Game theory economists share Nobel prize
Despite his pessimism regarding Israel and the Palestinians, Aumann suggested science could give insight into a conflict that has ebbed and erupted since the early 20th century.
“I do hope that perhaps some game theory can be used and be part of this solution,” the white-bearded academic said in separate remarks by telephone to Nobel officials in Stockholm.
The German-born Aumann lost a son who was serving in the Israeli army during its 1982 invasion of Lebanon, aimed at crushing Palestinian guerrillas.
In the economic world, Aumann (pronounced OW-man) and Schelling’s work is used to prevent illegal cartels between rival companies, Lofgren said.
Two competitors can use game theory to agree on joint price structures that benefit both parties, thereby eliminating fair competition, he explained. But the theory also lets regulators pick up on signs of collusion and, ultimately, break up illegal cartels.
Monday’s award also highlighted developments in game theory that were lauded with the 1994 economics prize to Americans John Harsanyi and John Nash and German Reinhard Selten. Nash was portrayed in the 2001 Academy Award-winning film “A Beautiful Mind,” starring Russell Crowe.
Lofgren said Aumann’s theories differed from Nash’s by introducing an infinite repetition of the same game so as to find the best solution in long-term relationships instead of in a single encounter.
The difference is illustrated in the so-called “prisoner’s dilemma,” one of game theory’s best-known situations in which two partners in crime are put in separate cells and given an ultimatum: If one implicates the other, he may go free while his partner faces a firing squad.

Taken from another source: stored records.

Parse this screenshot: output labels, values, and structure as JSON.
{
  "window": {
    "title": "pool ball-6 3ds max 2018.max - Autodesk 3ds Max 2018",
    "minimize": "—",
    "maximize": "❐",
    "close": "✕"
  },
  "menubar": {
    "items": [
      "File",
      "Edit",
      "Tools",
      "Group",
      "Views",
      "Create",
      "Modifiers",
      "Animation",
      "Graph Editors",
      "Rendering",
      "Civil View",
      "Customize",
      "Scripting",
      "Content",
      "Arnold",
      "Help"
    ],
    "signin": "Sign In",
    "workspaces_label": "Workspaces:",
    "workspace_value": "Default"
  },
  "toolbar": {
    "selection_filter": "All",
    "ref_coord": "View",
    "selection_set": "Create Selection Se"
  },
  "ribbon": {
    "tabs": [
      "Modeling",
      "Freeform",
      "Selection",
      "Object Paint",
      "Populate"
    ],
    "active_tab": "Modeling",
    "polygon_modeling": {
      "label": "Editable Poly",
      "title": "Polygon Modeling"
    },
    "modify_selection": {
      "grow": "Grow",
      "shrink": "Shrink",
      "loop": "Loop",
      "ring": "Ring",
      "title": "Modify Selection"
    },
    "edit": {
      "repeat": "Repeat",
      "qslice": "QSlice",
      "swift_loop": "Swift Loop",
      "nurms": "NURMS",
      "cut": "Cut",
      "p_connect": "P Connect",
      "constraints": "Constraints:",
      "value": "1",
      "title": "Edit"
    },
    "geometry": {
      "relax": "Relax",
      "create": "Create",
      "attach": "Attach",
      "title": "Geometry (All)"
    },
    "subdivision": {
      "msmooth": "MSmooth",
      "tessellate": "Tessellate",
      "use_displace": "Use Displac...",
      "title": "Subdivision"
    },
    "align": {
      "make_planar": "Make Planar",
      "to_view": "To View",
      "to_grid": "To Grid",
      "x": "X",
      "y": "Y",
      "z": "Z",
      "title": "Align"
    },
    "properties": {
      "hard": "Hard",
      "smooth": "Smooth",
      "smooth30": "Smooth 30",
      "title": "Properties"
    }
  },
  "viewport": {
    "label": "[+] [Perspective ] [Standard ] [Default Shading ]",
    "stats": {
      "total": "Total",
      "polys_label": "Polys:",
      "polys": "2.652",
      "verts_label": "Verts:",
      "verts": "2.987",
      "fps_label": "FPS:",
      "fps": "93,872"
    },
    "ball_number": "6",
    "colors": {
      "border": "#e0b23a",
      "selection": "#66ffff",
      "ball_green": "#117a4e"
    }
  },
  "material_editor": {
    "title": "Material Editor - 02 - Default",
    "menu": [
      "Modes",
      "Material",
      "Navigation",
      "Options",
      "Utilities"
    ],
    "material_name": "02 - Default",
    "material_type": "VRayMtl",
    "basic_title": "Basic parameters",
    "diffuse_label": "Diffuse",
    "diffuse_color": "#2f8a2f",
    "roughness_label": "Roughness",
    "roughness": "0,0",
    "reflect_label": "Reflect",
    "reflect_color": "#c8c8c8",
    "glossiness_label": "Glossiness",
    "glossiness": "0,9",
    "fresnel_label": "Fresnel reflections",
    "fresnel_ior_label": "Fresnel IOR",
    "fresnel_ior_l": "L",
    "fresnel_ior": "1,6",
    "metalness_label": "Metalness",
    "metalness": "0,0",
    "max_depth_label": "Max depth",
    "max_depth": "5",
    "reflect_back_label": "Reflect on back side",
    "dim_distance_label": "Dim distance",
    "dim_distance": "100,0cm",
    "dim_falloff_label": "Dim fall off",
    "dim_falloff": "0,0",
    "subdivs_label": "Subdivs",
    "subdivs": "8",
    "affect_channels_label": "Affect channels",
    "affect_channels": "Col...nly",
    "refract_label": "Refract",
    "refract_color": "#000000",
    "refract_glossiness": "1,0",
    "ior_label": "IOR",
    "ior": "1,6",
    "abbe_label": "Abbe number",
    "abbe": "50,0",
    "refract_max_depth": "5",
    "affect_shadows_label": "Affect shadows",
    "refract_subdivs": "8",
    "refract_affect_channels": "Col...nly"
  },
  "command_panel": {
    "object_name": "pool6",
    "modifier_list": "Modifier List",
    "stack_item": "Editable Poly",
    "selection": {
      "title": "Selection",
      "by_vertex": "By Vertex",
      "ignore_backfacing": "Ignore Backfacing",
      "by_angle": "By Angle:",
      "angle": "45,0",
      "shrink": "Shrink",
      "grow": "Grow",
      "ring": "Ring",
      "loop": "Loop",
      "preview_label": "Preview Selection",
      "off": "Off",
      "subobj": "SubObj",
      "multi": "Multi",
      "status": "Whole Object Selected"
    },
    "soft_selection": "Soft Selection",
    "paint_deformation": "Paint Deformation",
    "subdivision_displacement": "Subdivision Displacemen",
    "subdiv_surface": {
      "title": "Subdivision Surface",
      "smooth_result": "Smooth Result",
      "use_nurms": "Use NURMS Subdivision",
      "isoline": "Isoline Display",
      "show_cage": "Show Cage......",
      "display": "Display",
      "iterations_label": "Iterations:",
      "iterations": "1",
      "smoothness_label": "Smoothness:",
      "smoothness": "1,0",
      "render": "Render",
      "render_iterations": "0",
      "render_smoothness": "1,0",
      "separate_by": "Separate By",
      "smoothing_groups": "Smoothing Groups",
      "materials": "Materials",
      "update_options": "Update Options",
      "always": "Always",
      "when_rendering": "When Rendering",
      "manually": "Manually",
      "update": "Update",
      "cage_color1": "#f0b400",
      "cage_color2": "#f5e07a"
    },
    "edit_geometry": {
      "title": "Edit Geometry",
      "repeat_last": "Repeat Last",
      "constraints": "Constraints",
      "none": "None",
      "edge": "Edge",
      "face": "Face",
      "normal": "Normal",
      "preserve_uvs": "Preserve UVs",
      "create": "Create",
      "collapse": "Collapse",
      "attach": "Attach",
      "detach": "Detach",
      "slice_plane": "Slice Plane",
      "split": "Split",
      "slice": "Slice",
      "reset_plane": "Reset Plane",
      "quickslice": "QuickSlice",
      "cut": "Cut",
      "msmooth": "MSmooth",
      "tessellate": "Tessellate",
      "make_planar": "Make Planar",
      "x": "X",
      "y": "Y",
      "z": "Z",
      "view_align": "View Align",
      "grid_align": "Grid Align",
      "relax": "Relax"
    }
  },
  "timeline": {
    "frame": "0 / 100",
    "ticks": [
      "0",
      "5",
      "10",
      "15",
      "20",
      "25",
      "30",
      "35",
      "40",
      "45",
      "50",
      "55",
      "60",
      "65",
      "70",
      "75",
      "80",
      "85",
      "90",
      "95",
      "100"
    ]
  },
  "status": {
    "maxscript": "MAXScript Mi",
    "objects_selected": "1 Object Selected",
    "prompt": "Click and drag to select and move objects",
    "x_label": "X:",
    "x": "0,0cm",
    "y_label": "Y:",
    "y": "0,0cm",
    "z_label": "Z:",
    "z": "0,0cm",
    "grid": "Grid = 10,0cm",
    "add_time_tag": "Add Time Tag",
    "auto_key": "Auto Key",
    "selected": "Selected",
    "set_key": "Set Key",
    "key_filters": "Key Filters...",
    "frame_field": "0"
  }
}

Facing that situation once, both prisoners are likely to talk, meaning both would be executed, Lofgren said. However, if they could repeat the situation an infinite number of times and add the results of each action, they would realize that the best option is for both to keep mum, he said.
That supposition formed the basis for a TV game show, “Friend or Foe?” that aired on the Game Show Network in the U.S.
Aumann is a professor at the Center for Rationality at the Hebrew University of Jerusalem. Another dual U.S.-Israeli citizen, Daniel Kahneman, won the economics prize in 2002.
This year’s award marked the sixth year running that Americans have won the prize.
Last year’s winners were Edward C. Prescott, an Arizona State University professor, and Norwegian Finn E. Kydland, an economics professor at the University of California, Santa Barbara, who won for their research on how government policies affect economies around the world and why supply-side shocks like high oil prices can dampen business cycles.
The economics prize, worth 10 million kronor ($1.3 million), is the only one of the Nobel awards not established in the will of Swedish industrialist Alfred Nobel, the inventor of dynamite. The medicine, physics, chemistry, literature and peace prizes were first awarded in 1901, while the economics prize was set up by the Swedish central bank in 1968.